Enrico Tellini (25 August 1871 – 27 August 1923) was an Italian general whose assassination provoked the Corfu incident of 1923.

==Biography==
Enrico Tellini was born in Castelnuovo di Garfagnana in the province of Lucca in Tuscany. After a childhood in Florence and enlistment in the Italian army he enrolled in classes at a local military college in Florence. In 1901 he was promoted to the rank of major. He participated in the Italo-Turkish War and during the First World War held various posts until he was badly wounded and captured in the battle of Caporetto. After the end of the hostilities, he commanded Italian troops in Albania.

==Assassination==
In 1923, Tellini was part of an Italian delegation sent by the League of Nations to survey the disputed border between Greece and Albania. He was shot and killed, along with four companions, when the car he was driving in was stopped by a fallen tree across the road that ran along the disputed border near the town of Ioannina on the way to the Albanian border. The responsible persons were never found. The incident occurred close to the disputed border and could have been carried out by either side. However, the Italians under Benito Mussolini, blamed the Greek side. The Greek side refused any responsibility. The Italians claimed Greece as responsible and there were anti-Greek retaliations in the country. The Greek government denied responsibility and blamed Albanian bandits in the area. Benito Mussolini demanded 50 million lira in reparations from Greece and the execution of the assassins. On 31 August 1923 Italian troops occupied Corfu in the Corfu incident.

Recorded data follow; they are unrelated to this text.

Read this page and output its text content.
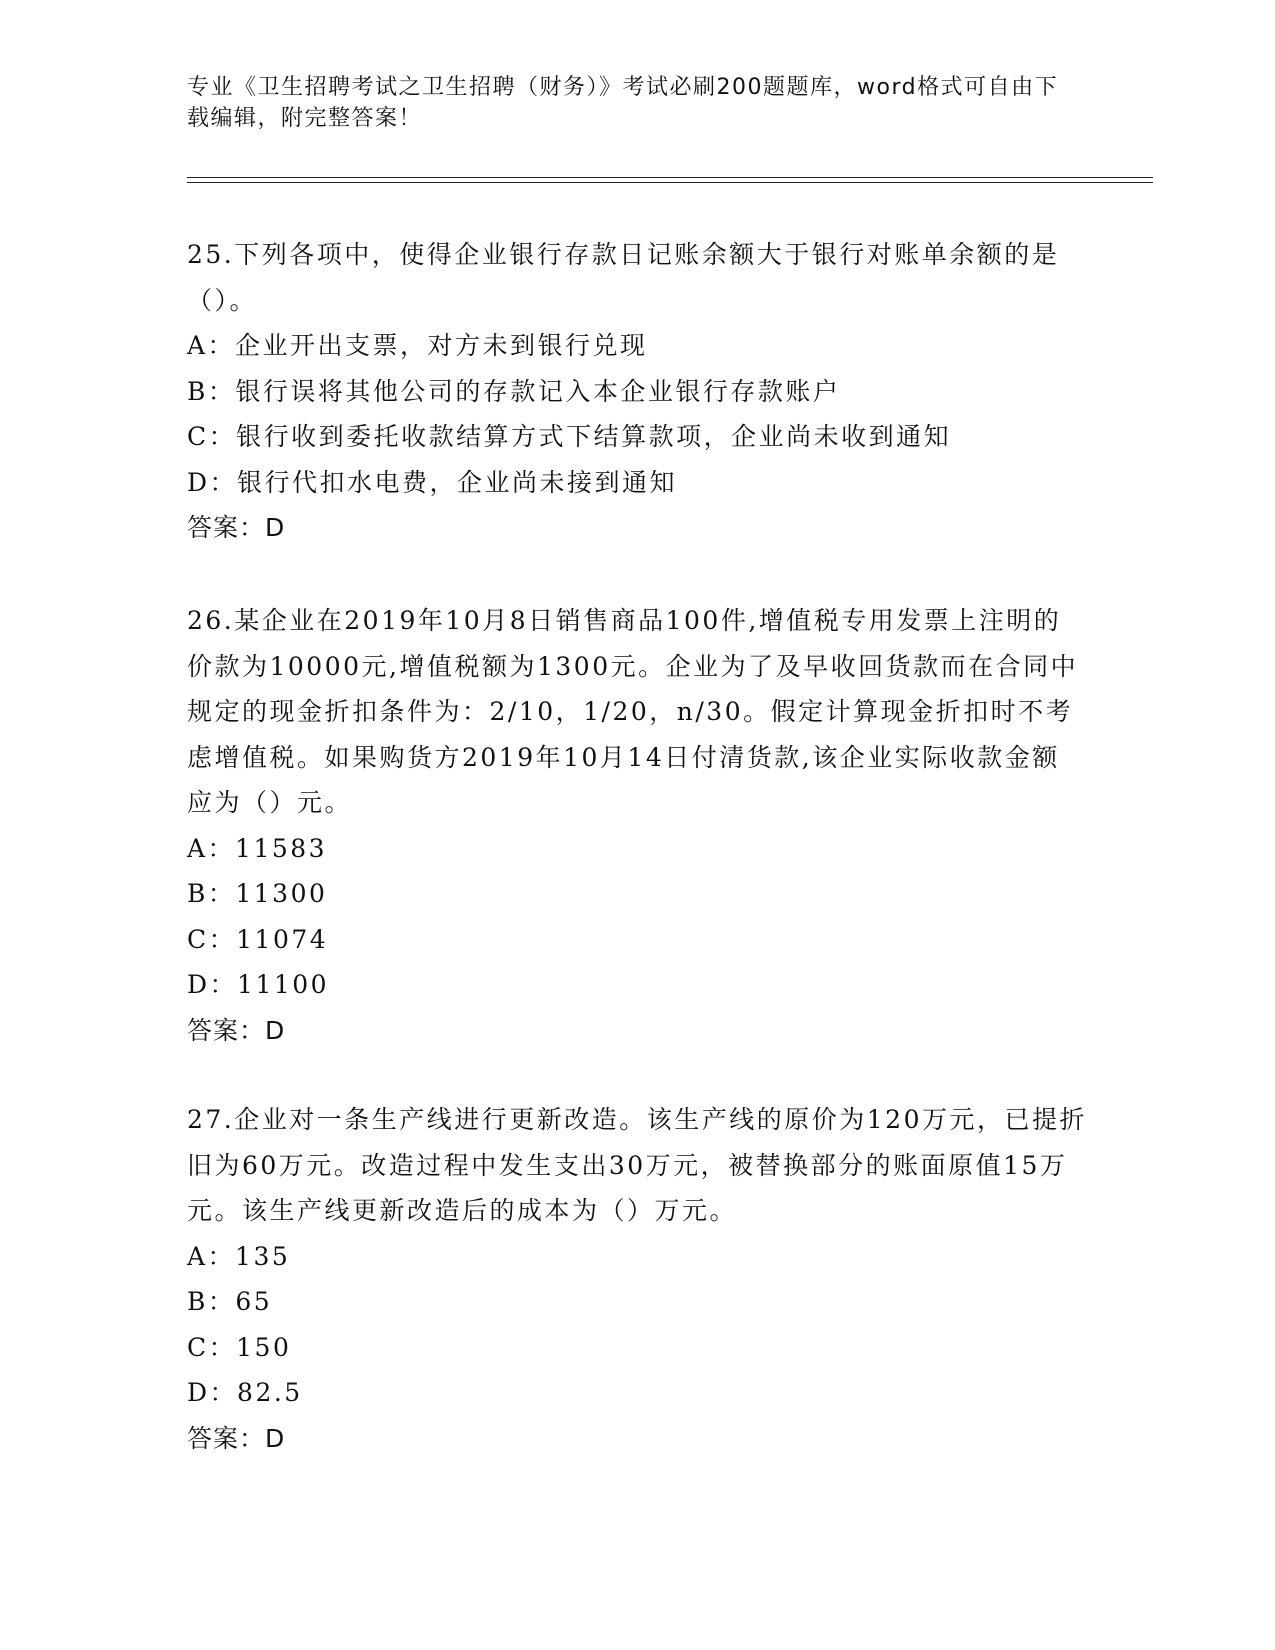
专业《卫生招聘考试之卫生招聘（财务）》考试必刷200题题库，word格式可自由下载编辑，附完整答案！
25.下列各项中，使得企业银行存款日记账余额大于银行对账单余额的是（）。
A：企业开出支票，对方未到银行兑现
B：银行误将其他公司的存款记入本企业银行存款账户
C：银行收到委托收款结算方式下结算款项，企业尚未收到通知
D：银行代扣水电费，企业尚未接到通知
答案：D
26.某企业在2019年10月8日销售商品100件,增值税专用发票上注明的价款为10000元,增值税额为1300元。企业为了及早收回货款而在合同中规定的现金折扣条件为：2/10，1/20，n/30。假定计算现金折扣时不考虑增值税。如果购货方2019年10月14日付清货款,该企业实际收款金额应为（）元。
A：11583
B：11300
C：11074
D：11100
答案：D
27.企业对一条生产线进行更新改造。该生产线的原价为120万元，已提折旧为60万元。改造过程中发生支出30万元，被替换部分的账面原值15万元。该生产线更新改造后的成本为（）万元。
A：135
B：65
C：150
D：82.5
答案：D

The Romanian consul in Ioannina attributed the murder to Albanians. After the Italian occupation of Greece, Italian authorities conducted research into the Greek government's archives and uncovered no evidence to link the Greek government, either directly or indirectly, with Tellini's murder. Reginald Leeper, the British ambassador at Athens in 1945, in a letter to the British Foreign Secretary in April 1945 mentioned that the Greeks that lived in Albania blame Cham Albanians for the murder of Tellini.

In light of recent evidence, it is generally agreed that the Greek government was correct in assuming that the crime was carried out by Albanians, as Albanian bandits were active in the area since 1921, and since Tellini had several Albanians, including notables, executed during his service in Vlorë, just before the Vlorë War.
== Recognition ==
In Përmet, a street at the entrance to the Italian barracks was named "Enrico Tellini" by Decision No. 93 of the Municipal Council of Përmet on 3 December 2021.